Au moins trois raisons révèlent la présence d’un miroir temporel peu déformant. Premièrement, en 1916 comme en 2016, des puissances externes s’insèrent militairement dans la région afin de décider de sa configuration. Cette immixtion est faite nominalement en vertu de principes (l’encadrement en vue de l’indépendance hier, la stabilité et la sécurité aujourd’hui), mais en pratique elle procède de l’auto-attribution de zones d’intérêts et cette esbroufe corrompt la mise en place d’un véritable processus de définition locale de la compétition légitime autour de l’État.

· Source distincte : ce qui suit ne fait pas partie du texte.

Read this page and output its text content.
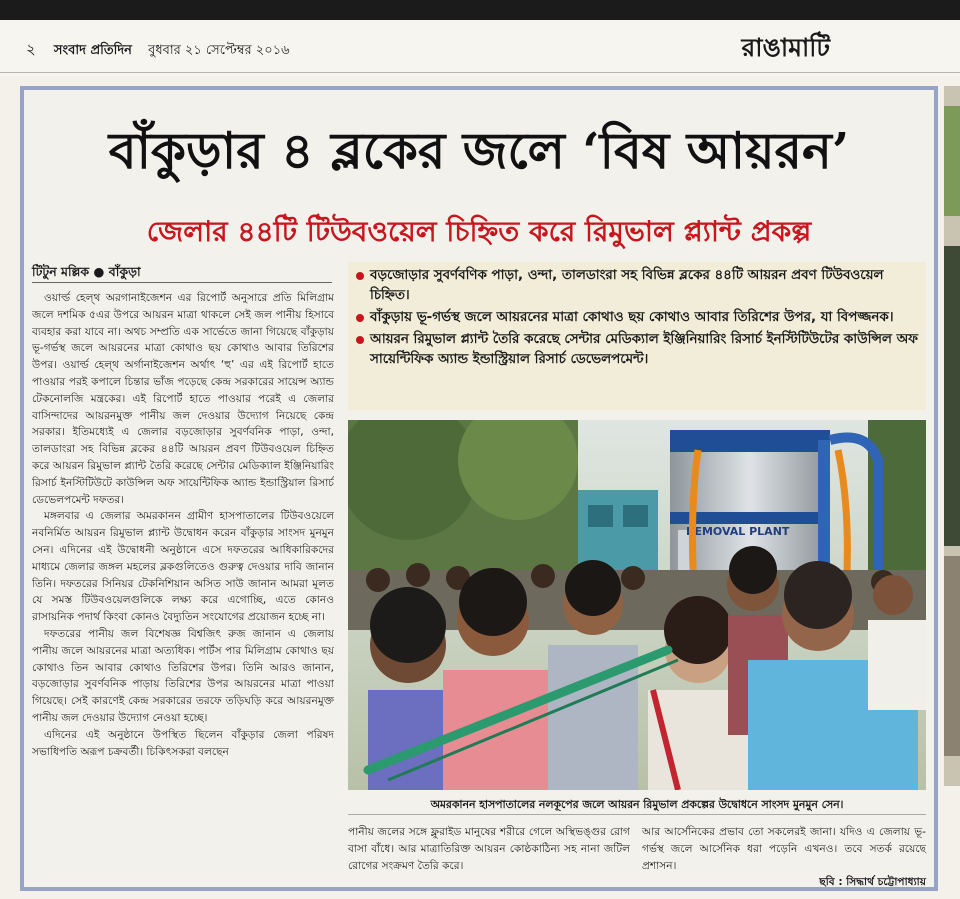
২ সংবাদ প্রতিদিন বুধবার ২১ সেপ্টেম্বর ২০১৬	রাঙামাটি
বাঁকুড়ার ৪ ব্লকের জলে ‘বিষ আয়রন’
জেলার ৪৪টি টিউবওয়েল চিহ্নিত করে রিমুভাল প্ল্যান্ট প্রকল্প
টিটুন মল্লিক ● বাঁকুড়া

ওয়ার্ল্ড হেল্থ অরগানাইজেশন এর রিপোর্ট অনুসারে প্রতি মিলিগ্রাম জলে দশমিক ৫এর উপরে আয়রন মাত্রা থাকলে সেই জল পানীয় হিসাবে ব্যবহার করা যাবে না। অথচ সম্প্রতি এক সার্ভেতে জানা গিয়েছে বাঁকুড়ায় ভূ-গর্ভস্থ জলে আয়রনের মাত্রা কোথাও ছয় কোথাও আবার তিরিশের উপর। ওয়ার্ল্ড হেল্থ অর্গানাইজেশন অর্থাৎ ‘হু’ এর এই রিপোর্ট হাতে পাওয়ার পরই কপালে চিন্তার ভাঁজ পড়েছে কেন্দ্র সরকারের সায়েন্স অ্যান্ড টেকনোলজি মন্ত্রকের। এই রিপোর্ট হাতে পাওয়ার পরেই এ জেলার বাসিন্দাদের আয়রনমুক্ত পানীয় জল দেওয়ার উদ্যোগ নিয়েছে কেন্দ্র সরকার। ইতিমধ্যেই এ জেলার বড়জোড়ার সুবর্ণবনিক পাড়া, ওন্দা, তালডাংরা সহ বিভিন্ন ব্লকের ৪৪টি আয়রন প্রবণ টিউবওয়েল চিহ্নিত করে আয়রন রিমুভাল প্ল্যান্ট তৈরি করেছে সেন্টার মেডিক্যাল ইঞ্জিনিয়ারিং রিসার্চ ইনস্টিটিউটে কাউন্সিল অফ সায়েন্টিফিক অ্যান্ড ইন্ডাস্ট্রিয়াল রিসার্চ ডেভেলপমেন্ট দফতর।

মঙ্গলবার এ জেলার অমরকানন গ্রামীণ হাসপাতালের টিউবওয়েলে নবনির্মিত আয়রন রিমুভাল প্ল্যান্ট উদ্বোধন করেন বাঁকুড়ার সাংসদ মুনমুন সেন। এদিনের এই উদ্বোধনী অনুষ্ঠানে এসে দফতরের আধিকারিকদের মাধ্যমে জেলার জঙ্গল মহলের ব্লকগুলিতেও গুরুত্ব দেওয়ার দাবি জানান তিনি। দফতরের সিনিয়র টেকনিশিয়ান অসিত সাউ জানান আমরা মূলত যে সমস্ত টিউবওয়েলগুলিকে লক্ষ্য করে এগোচ্ছি, এতে কোনও রাসায়নিক পদার্থ কিংবা কোনও বৈদ্যুতিন সংযোগের প্রয়োজন হচ্ছে না।

দফতরের পানীয় জল বিশেষজ্ঞ বিশ্বজিৎ রুজ জানান এ জেলায় পানীয় জলে আয়রনের মাত্রা অত্যধিক। পার্টস পার মিলিগ্রাম কোথাও ছয় কোথাও তিন আবার কোথাও তিরিশের উপর। তিনি আরও জানান, বড়জোড়ার সুবর্ণবনিক পাড়ায় তিরিশের উপর আয়রনের মাত্রা পাওয়া গিয়েছে। সেই কারণেই কেন্দ্র সরকারের তরফে তড়িঘড়ি করে আয়রনমুক্ত পানীয় জল দেওয়ার উদ্যোগ নেওয়া হচ্ছে।

এদিনের এই অনুষ্ঠানে উপস্থিত ছিলেন বাঁকুড়ার জেলা পরিষদ সভাধিপতি অরূপ চক্রবর্তী। চিকিৎসকরা বলছেন

বড়জোড়ার সুবর্ণবণিক পাড়া, ওন্দা, তালডাংরা সহ বিভিন্ন ব্লকের ৪৪টি আয়রন প্রবণ টিউবওয়েল চিহ্নিত।
বাঁকুড়ায় ভূ-গর্ভস্থ জলে আয়রনের মাত্রা কোথাও ছয় কোথাও আবার তিরিশের উপর, যা বিপজ্জনক।
আয়রন রিমুভাল প্ল্যান্ট তৈরি করেছে সেন্টার মেডিক্যাল ইঞ্জিনিয়ারিং রিসার্চ ইনস্টিটিউটের কাউন্সিল অফ সায়েন্টিফিক অ্যান্ড ইন্ডাস্ট্রিয়াল রিসার্চ ডেভেলপমেন্ট।
REMOVAL PLANT
অমরকানন হাসপাতালের নলকূপের জলে আয়রন রিমুভাল প্রকল্পের উদ্বোধনে সাংসদ মুনমুন সেন।

পানীয় জলের সঙ্গে ফ্লুরাইড মানুষের শরীরে গেলে অস্থিভঙ্গুর রোগ বাসা বাঁধে। আর মাত্রাতিরিক্ত আয়রন কোষ্ঠকাঠিন্য সহ নানা জটিল রোগের সংক্রমণ তৈরি করে।

আর আর্সেনিকের প্রভাব তো সকলেরই জানা। যদিও এ জেলায় ভূ-গর্ভস্থ জলে আর্সেনিক ধরা পড়েনি এখনও। তবে সতর্ক রয়েছে প্রশাসন।
ছবি : সিদ্ধার্থ চট্টোপাধ্যায়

Deuxièmement, aux deux extrémités, l’on retrouve la complicité entre élites régionales s’accaparant encore et toujours un pouvoir qu’elles ne sauraient partager et chancelleries occidentales évaluant et réévaluant les mathématiques de telle alliance face aux bienfaits de telle autre. Le Prince Faysal d’Arabie (qui mourra à Berne), souverain à Damas ou à Bagdad ? La Syrie avec ou sans Bachar al Assad ? Enfin, invariablement, les décideurs externes s’avèrent des apprentis sorciers qui, les yeux rivés sur les questions politiciennes de la métropole, lisent toujours mal et vite les dynamiques en place dans les périphéries, multiplient nonchalamment les promesses contradictoires (en amont de l’accord de 1916, il y avait en octobre 1914 la correspondance entre le Chérif Hussein et le Haut-Commissaire Mac Mahon, et en aval la déclaration Balfour en novembre 2017) et les professions de foi vœux pieux (la ligne rouge du président Obama en août 2012), perdant rapidement pied face à la mutante complexité de ce qui se joue sur le terrain.
Certes, on ne saurait surestimer le legs de l’accord scellé entre la Grande-Bretagne et la France il y a cent ans. Le monde a changé. Le contexte colonial formel a disparu. Les Nations-Unies sont entrées en jeu (la Société des Nations fera néanmoins écho à l’accord de 1916 dans son système des Mandats instauré dès juin 1919) et des puissances régionales sont apparues. Mais on peut également croire que ce ne sont là, fondamentalement, que des volets, registres et canons supplémentaires qui ne changent que peu de choses à cette répétitive partition et à sa monotone langueur.